BPS Gorontalo mencatat, selama sepuluh tahun terakhir, pendapatan riil petani di Provinsi Gorontalo juga belum menunjukan perubahan yang berarti. Nilai Tukar Petani (NTP) mengalami fluktuasi selama tahun 2013 hingga 2023 dengan rata-rata sebesar 103,12 persen.

Artinya, meskipun pendapatan yang diterima petani dari sektor pertanian sedikit lebih tinggi dibandingkan dengan pengeluarannya, keuntungan yang diperoleh masih sangat kecil. Ia bilang, ini mengindikasikan bahwa kesejahteraan petani masih berada dalam batas yang rentan.

Terlebih lagi, petani Gorontalo saat ini sudah mengalami penuaan atau rata-rata berusia 45 tahun ke atas. Sedangkan pemuda berusia 15–29 tahun yang bekerja di sektor pertanian pada Februari 2024 mengalami penurunan yang cukup signifikan dibandingkan kondisi dua belas tahun yang lalu.

Menurunnya jumlah tenaga kerja muda dan semakin menua usia petani menjadi ‘alarm‘ bahwa sektor pertanian semakin tidak diminati. Kondisi ini mengkhawatirkan karena dapat mengancam ketahanan pangan, mengingat pentingnya peran sumber daya manusia dalam pembangunan sektor pertanian.

Meskipun PSN ini memiliki fungsi signifikan, tetapi tolok ukur produktivitas pertanian tidak hanya diukur melalui keberadaan bendungan saja.
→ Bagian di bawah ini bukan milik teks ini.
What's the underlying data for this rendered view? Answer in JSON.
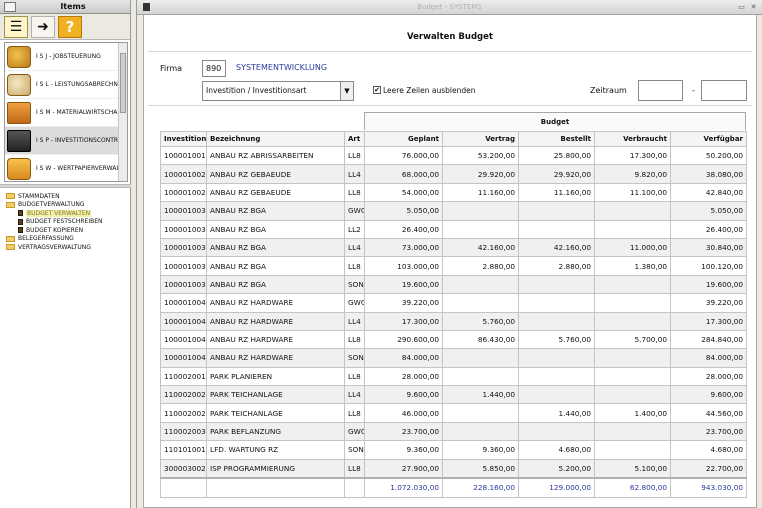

Menurutnya, yang lebih penting dari itu adalah memberikan jaminan kepada petani terkait akses ke lahan dan kepemilikan hak atas tanah.

Selain itu, kata dia, produktivitas pertanian harus didukung kebijakan pemerintah yang berpihak pada petani. Dirinya mencontohkan soal program agropolitan justru berdampak negatif secara signifikan pada produktivitas pertanian, dan membelenggu petani dalam sistem pasar kapitalisme.

Alih-alih meningkatkan produktivitas pertanian, Bendungan Bulango Ulu diprediksi akan berdampak buruk secara ekologis. Proyek ini, menurutnya, akan mendorong pembukaan lahan miring secara masif, penggunaan pestisida berlebihan, dan ancaman terhadap keanekaragaman hayati.

“Prasyarat pembangunan bendungan ini membutuhkan tanah dalam skala yang gigantik dengan konsekuensi berdampak pada akses petani ke lahan-lahan produktif mereka,” jelasnya.

Baca juga: Ayo Nikmati Sensasi Damai di Sungai Ilomata River Camp Gorontalo

Apalagi, skema ganti rugi tidak sesuai harapan masyarakat terkena dampak, terutama jika dibandingkan dengan hasil produksi pertanian yang mereka peroleh dari aktivitas tersebut. Dampak dominonya, petani kehilangan sumber penghidupannya.

Menurutnya, PSN tak ada bedanya dengan industri ekstraktif yang sangat rakus lahan. Ia bilang, keberadaan bendungan harus dilihat dalam konteks kontrol terhadap alat produksi, seperti lahan, air, dan sumber daya lainnya. Meskipun tujuannya untuk mengatur air, tetapi sumber daya tersebut tetap dikendalikan oleh negara dan korporasi besar.

“Keberadaan bendungan melalui skema PSN selama ini lebih diperuntukkan untuk mendukung produksi skala besar, seperti kawasan industri, ketimbang untuk kepentingan petani,” pungkasnya.

Wilayah genangan air Bendungan Bulango Ulu. (Foto: Sarjan Lahay)
Wilayah genangan air Bendungan Bulango Ulu. (Foto: Sarjan Lahay)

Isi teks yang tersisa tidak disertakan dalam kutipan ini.